I think I have a pretty common use case and am surprised at how much trouble it's giving me.
I want to use a key-value pair for a ReferenceField in the Flask-Admin edit form generated by the following two classes:
class Communique(db.Document):
users = db.ListField(db.ReferenceField(User), default=[])
class User(db.Document):
email = db.StringField(max_length=255, required=True)
def __unicode__(self):
return '%s' % self.id
I want the select to be constructed out of the ObjectId and the an email field in my model.
By mapping the __unicode__ attribute to the id field I get nice things on the mongoengine side like using the entire object in queries:
UserInformation.objects(user=current_user)
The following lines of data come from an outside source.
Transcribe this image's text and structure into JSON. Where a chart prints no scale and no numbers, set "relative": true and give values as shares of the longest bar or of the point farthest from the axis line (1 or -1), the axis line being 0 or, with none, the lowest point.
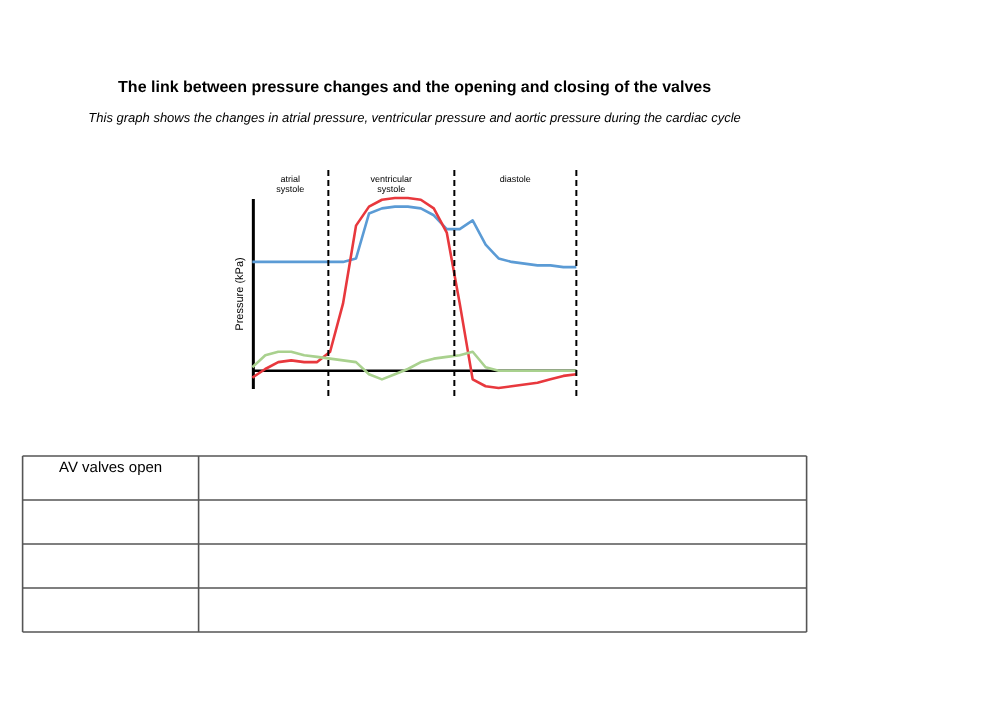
{
  "chart_data": {
    "type": "line",
    "title": "The link between pressure changes and the opening and closing of the valves",
    "subtitle": "This graph shows the changes in atrial pressure, ventricular pressure and aortic pressure during the cardiac cycle",
    "ylabel": "Pressure (kPa)",
    "relative": true,
    "marker": "none",
    "line_style": "solid",
    "categories": [
      null,
      null,
      null,
      null,
      null,
      null,
      null,
      null,
      null,
      null,
      null,
      null,
      null,
      null,
      null,
      null,
      null,
      null,
      null,
      null,
      null,
      null,
      null,
      null,
      null,
      null
    ],
    "series": [
      {
        "color": "#5b9bd5",
        "values": [
          0.63,
          0.63,
          0.63,
          0.63,
          0.63,
          0.63,
          0.63,
          0.63,
          0.65,
          0.91,
          0.94,
          0.95,
          0.95,
          0.94,
          0.9,
          0.82,
          0.82,
          0.87,
          0.73,
          0.65,
          0.63,
          0.62,
          0.61,
          0.61,
          0.6,
          0.6
        ]
      },
      {
        "color": "#e8383d",
        "values": [
          -0.04,
          0.01,
          0.05,
          0.06,
          0.05,
          0.05,
          0.11,
          0.39,
          0.84,
          0.95,
          0.99,
          1,
          1,
          0.99,
          0.94,
          0.8,
          0.39,
          -0.05,
          -0.09,
          -0.1,
          -0.09,
          -0.08,
          -0.07,
          -0.05,
          -0.03,
          -0.02
        ]
      },
      {
        "color": "#a9d18e",
        "values": [
          0.02,
          0.09,
          0.11,
          0.11,
          0.09,
          0.08,
          0.07,
          0.06,
          0.05,
          -0.02,
          -0.05,
          -0.02,
          0.01,
          0.05,
          0.07,
          0.08,
          0.09,
          0.11,
          0.02,
          0,
          0,
          0,
          0,
          0,
          0,
          0
        ]
      }
    ],
    "annotations": [
      "atrial systole",
      "ventricular systole",
      "diastole",
      "AV valves open"
    ]
  }
}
This has the unfortunate effect of causing the Flask-Admin form to display the mongo ObjectId in the edit form like so:
The docs say I have to provide the label_attr to the ModelSelectMultipleField created by Flask-Admin. I've done so by overriding the get_form method on my ModelView:
def get_form(self):
form = super(ModelView, self).get_form()
form.users = ModelSelectMultipleField(model=User,
label_attr='email',
widget=form.users.__dict__['kwargs']['widget'])
return form
I'm reusing the the widget used by the original form.users (which may be wrong). It works fine when editing an existing item, BUT throws an exception when creating a new one (perhaps because I'm reusing the widget).
All of this seems like way more work than should be needed to simply provide a label_attr to my SelectField. Fixing up the listing view was a simple matter of adding an entry to the column_formatters dictionary. Is there no simple way to specify the label_attr when creating my ModelView class?
I know I could make this problem go away by returning the email property in the __unicode__ attribute, but I feel like I shouldn't have to do that! Am I missing something?
Oy, now I see how to do it, though it's not that obvious from the docs. form_args is a dictionary with items keyed to the form models. All I needed to do was...
form_args = dict(users=dict(label_attr='email'))
Which does seem about the right amount of effort (considering Flask-Admin isn't some sort of java framework).